I have some personal dataset. So I split it into variable to predict and predictors. Following is the syntax:
library(Cubist)
str(A)
'data.frame': 6038 obs. of 3 variables:
$ ads_return_count : num 7 10 10 4 10 10 10 10 10 9 ...
$ actual_cpc : num 0.0678 0.3888 0.2947 0.0179 0.095 ...
$ is_user_agent_bot: Factor w/ 1 level "False": 1 1 1 1 1 1 1 1 1 1 ...
cubist(A[,c("ads_return_count","is_user_agent_bot")],A[,"actual_cpc"])
And I am getting the following error
cubist code called exit with value 1
Error in strsplit(tmp, "\"")[[1]] : subscript out of bounds
Is there something I am missing ?
Simulate some data to make a reproducible example:
A=data.frame(ads_return_count=sample(100,10,TRUE), actual_cpc=runif(100), is_user_agent_bot=factor(rep("False",100)))
cubist(A[,c("ads_return_count","is_user_agent_bot")],A[,"actual_cpc"])
cubist code called exit with value 1
Error in strsplit(tmp, "\"")[[1]] : subscript out of bounds
Great, now we're on the same page.
What bothers me is that the second argument, the outcome, is all "False". I'm not sure a model with only one outcome is meaningful.

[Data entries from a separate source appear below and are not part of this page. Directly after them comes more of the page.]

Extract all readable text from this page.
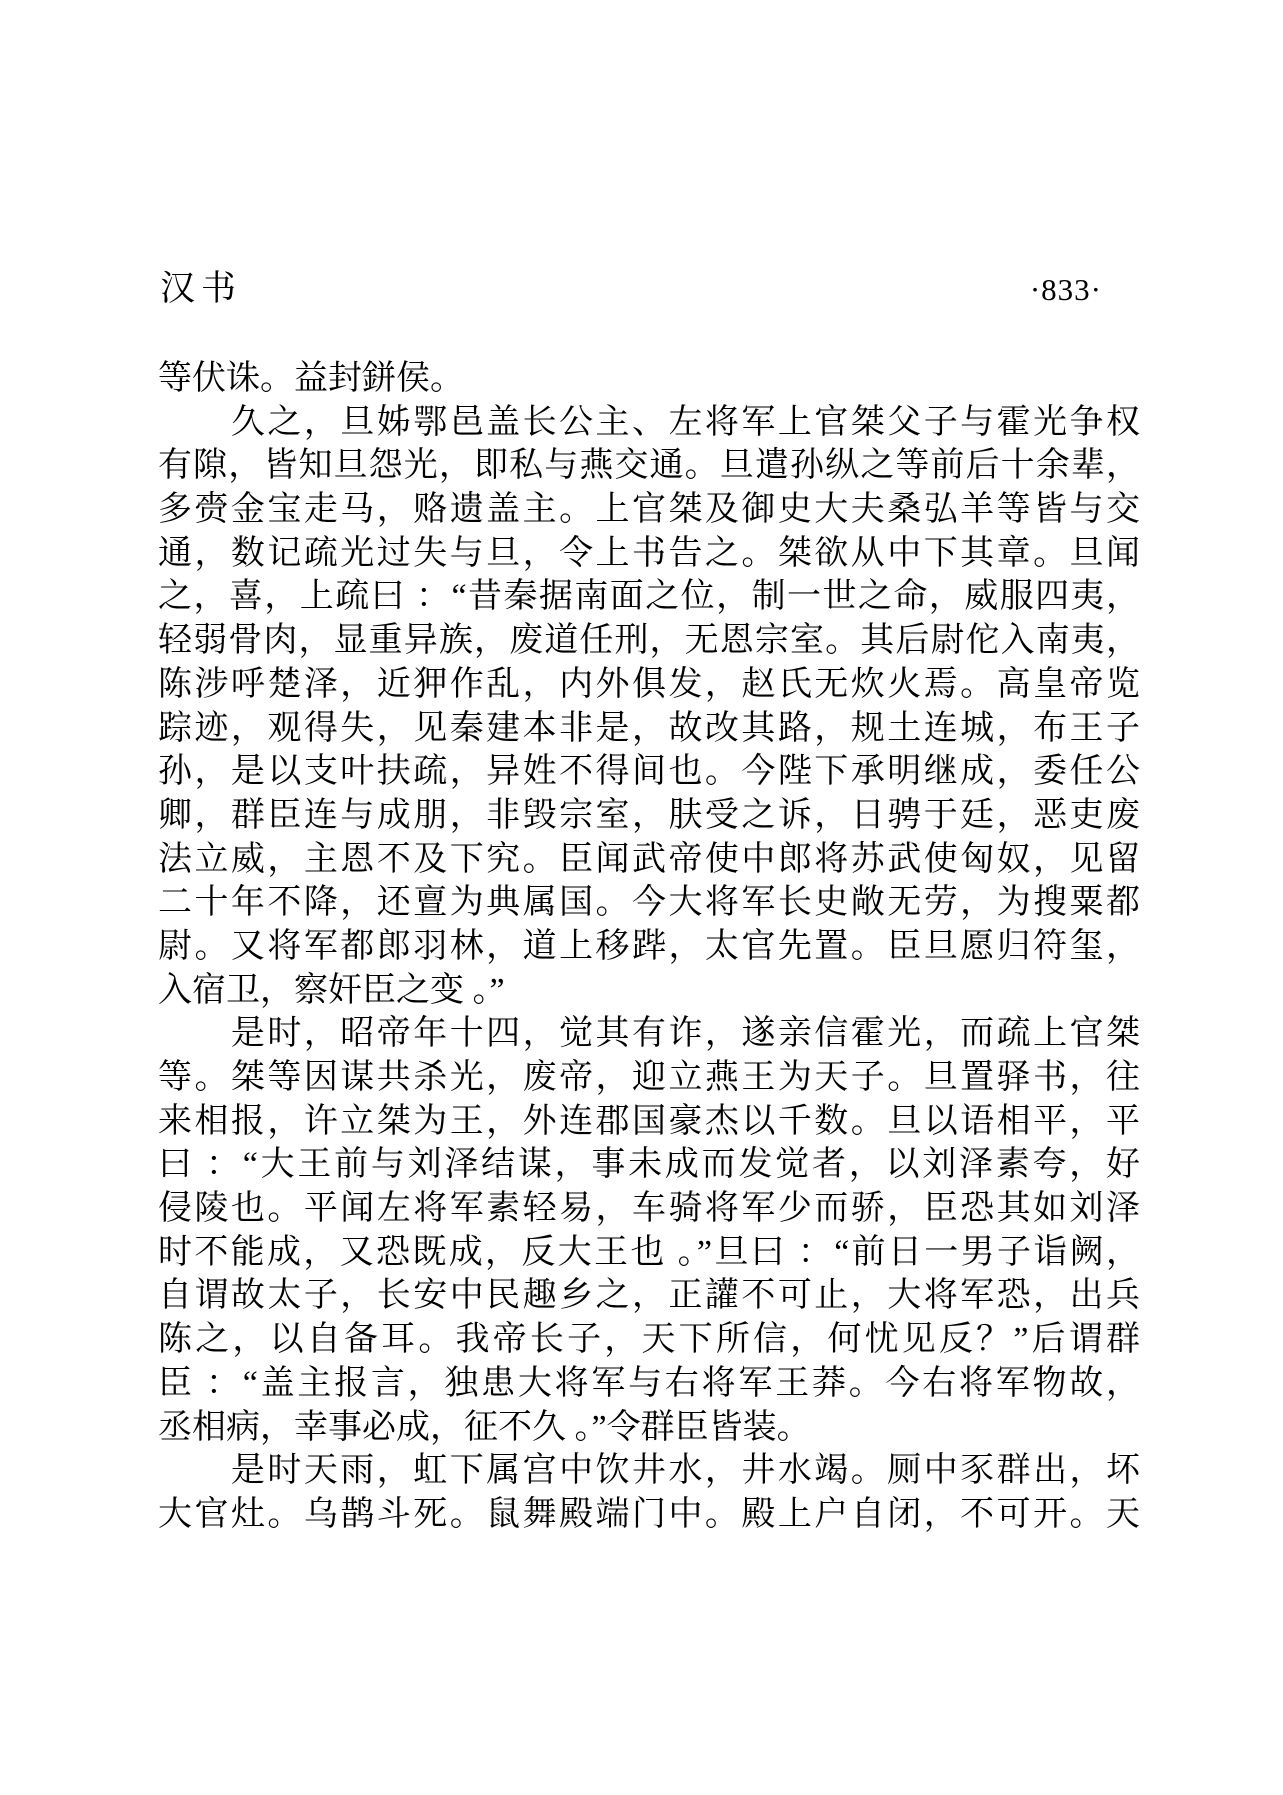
汉书	·833·
等伏诛。益封鉼侯。
　　久之，旦姊鄂邑盖长公主、左将军上官桀父子与霍光争权
有隙，皆知旦怨光，即私与燕交通。旦遣孙纵之等前后十余辈，
多赍金宝走马，赂遗盖主。上官桀及御史大夫桑弘羊等皆与交
通，数记疏光过失与旦，令上书告之。桀欲从中下其章。旦闻
之，喜，上疏曰 ：“昔秦据南面之位，制一世之命，威服四夷，
轻弱骨肉，显重异族，废道任刑，无恩宗室。其后尉佗入南夷，
陈涉呼楚泽，近狎作乱，内外俱发，赵氏无炊火焉。高皇帝览
踪迹，观得失，见秦建本非是，故改其路，规土连城，布王子
孙，是以支叶扶疏，异姓不得间也。今陛下承明继成，委任公
卿，群臣连与成朋，非毁宗室，肤受之诉，日骋于廷，恶吏废
法立威，主恩不及下究。臣闻武帝使中郎将苏武使匈奴，见留
二十年不降，还亶为典属国。今大将军长史敞无劳，为搜粟都
尉。又将军都郎羽林，道上移跸，太官先置。臣旦愿归符玺，
入宿卫，察奸臣之变 。”
　　是时，昭帝年十四，觉其有诈，遂亲信霍光，而疏上官桀
等。桀等因谋共杀光，废帝，迎立燕王为天子。旦置驿书，往
来相报，许立桀为王，外连郡国豪杰以千数。旦以语相平，平
曰 ：“大王前与刘泽结谋，事未成而发觉者，以刘泽素夸，好
侵陵也。平闻左将军素轻易，车骑将军少而骄，臣恐其如刘泽
时不能成，又恐既成，反大王也 。”旦曰 ：“前日一男子诣阙，
自谓故太子，长安中民趣乡之，正讙不可止，大将军恐，出兵
陈之，以自备耳。我帝长子，天下所信，何忧见反？”后谓群
臣 ：“盖主报言，独患大将军与右将军王莽。今右将军物故，
丞相病，幸事必成，征不久 。”令群臣皆装。
　　是时天雨，虹下属宫中饮井水，井水竭。厕中豕群出，坏
大官灶。乌鹊斗死。鼠舞殿端门中。殿上户自闭，不可开。天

Let's try something with two outcomes:
> A2=data.frame(ads_return_count=sample(100,10,TRUE), actual_cpc=runif(100), is_user_agent_bot=sample(c("True","False"),100,TRUE))

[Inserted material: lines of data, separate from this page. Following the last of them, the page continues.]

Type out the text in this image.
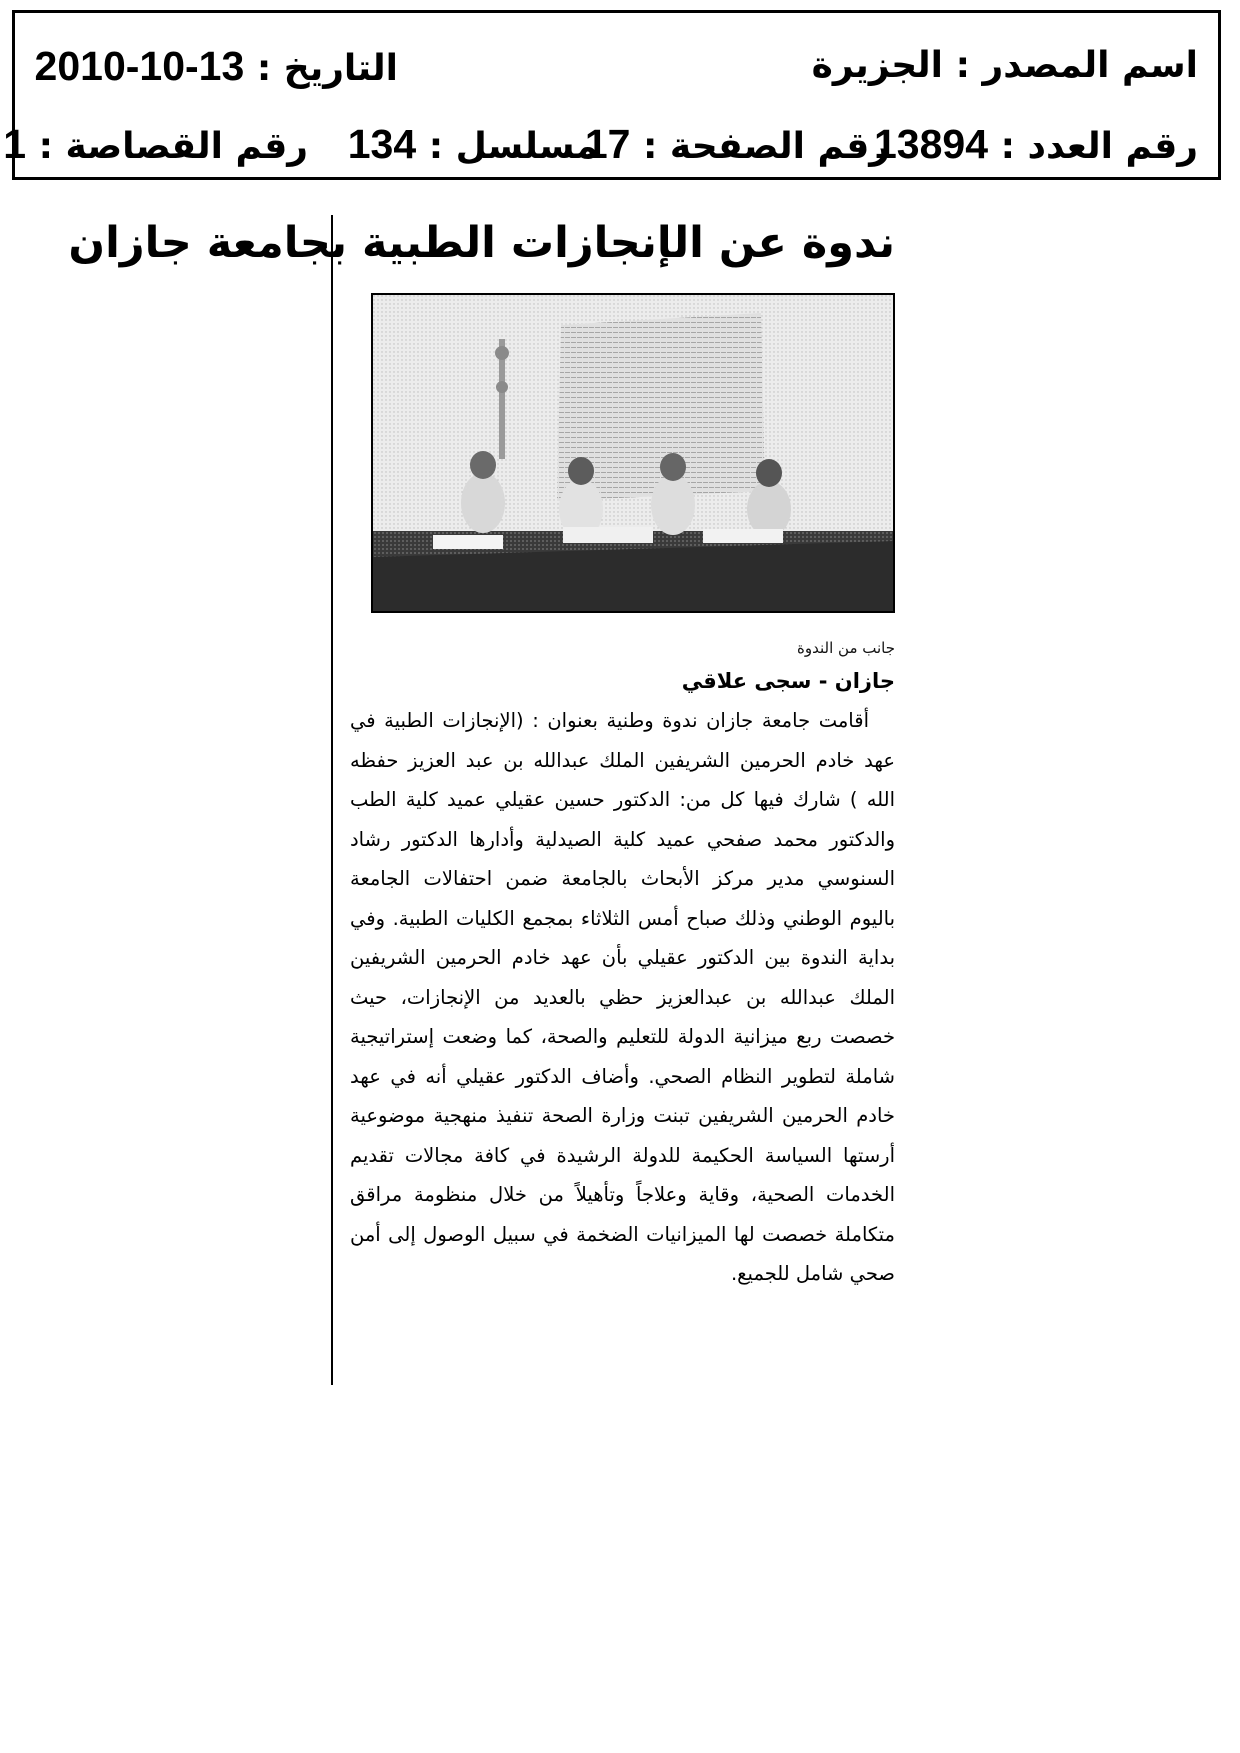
اسم المصدر : الجزيرة
التاريخ : 2010-10-13
رقم العدد : 13894
رقم الصفحة : 17
مسلسل : 134
رقم القصاصة : 1
ندوة عن الإنجازات الطبية بجامعة جازان
جانب من الندوة
جازان - سجى علاقي

أقامت جامعة جازان ندوة وطنية بعنوان : (الإنجازات الطبية في عهد خادم الحرمين الشريفين الملك عبدالله بن عبد العزيز حفظه الله ) شارك فيها كل من: الدكتور حسين عقيلي عميد كلية الطب والدكتور محمد صفحي عميد كلية الصيدلية وأدارها الدكتور رشاد السنوسي مدير مركز الأبحاث بالجامعة ضمن احتفالات الجامعة باليوم الوطني وذلك صباح أمس الثلاثاء بمجمع الكليات الطبية. وفي بداية الندوة بين الدكتور عقيلي بأن عهد خادم الحرمين الشريفين الملك عبدالله بن عبدالعزيز حظي بالعديد من الإنجازات، حيث خصصت ربع ميزانية الدولة للتعليم والصحة، كما وضعت إستراتيجية شاملة لتطوير النظام الصحي. وأضاف الدكتور عقيلي أنه في عهد خادم الحرمين الشريفين تبنت وزارة الصحة تنفيذ منهجية موضوعية أرستها السياسة الحكيمة للدولة الرشيدة في كافة مجالات تقديم الخدمات الصحية، وقاية وعلاجاً وتأهيلاً من خلال منظومة مراقق متكاملة خصصت لها الميزانيات الضخمة في سبيل الوصول إلى أمن صحي شامل للجميع.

> cubist(A2[,c("ads_return_count","is_user_agent_bot")],A2[,"actual_cpc"])
Call:
cubist.default(x = A2[, c("ads_return_count", "is_user_agent_bot")], y =
A2[, "actual_cpc"])
Number of samples: 100
Number of predictors: 2
Number of committees: 1
Number of rules: 1
I would say this was an uninformative error message from cubist
caused by having a single outcome possibility.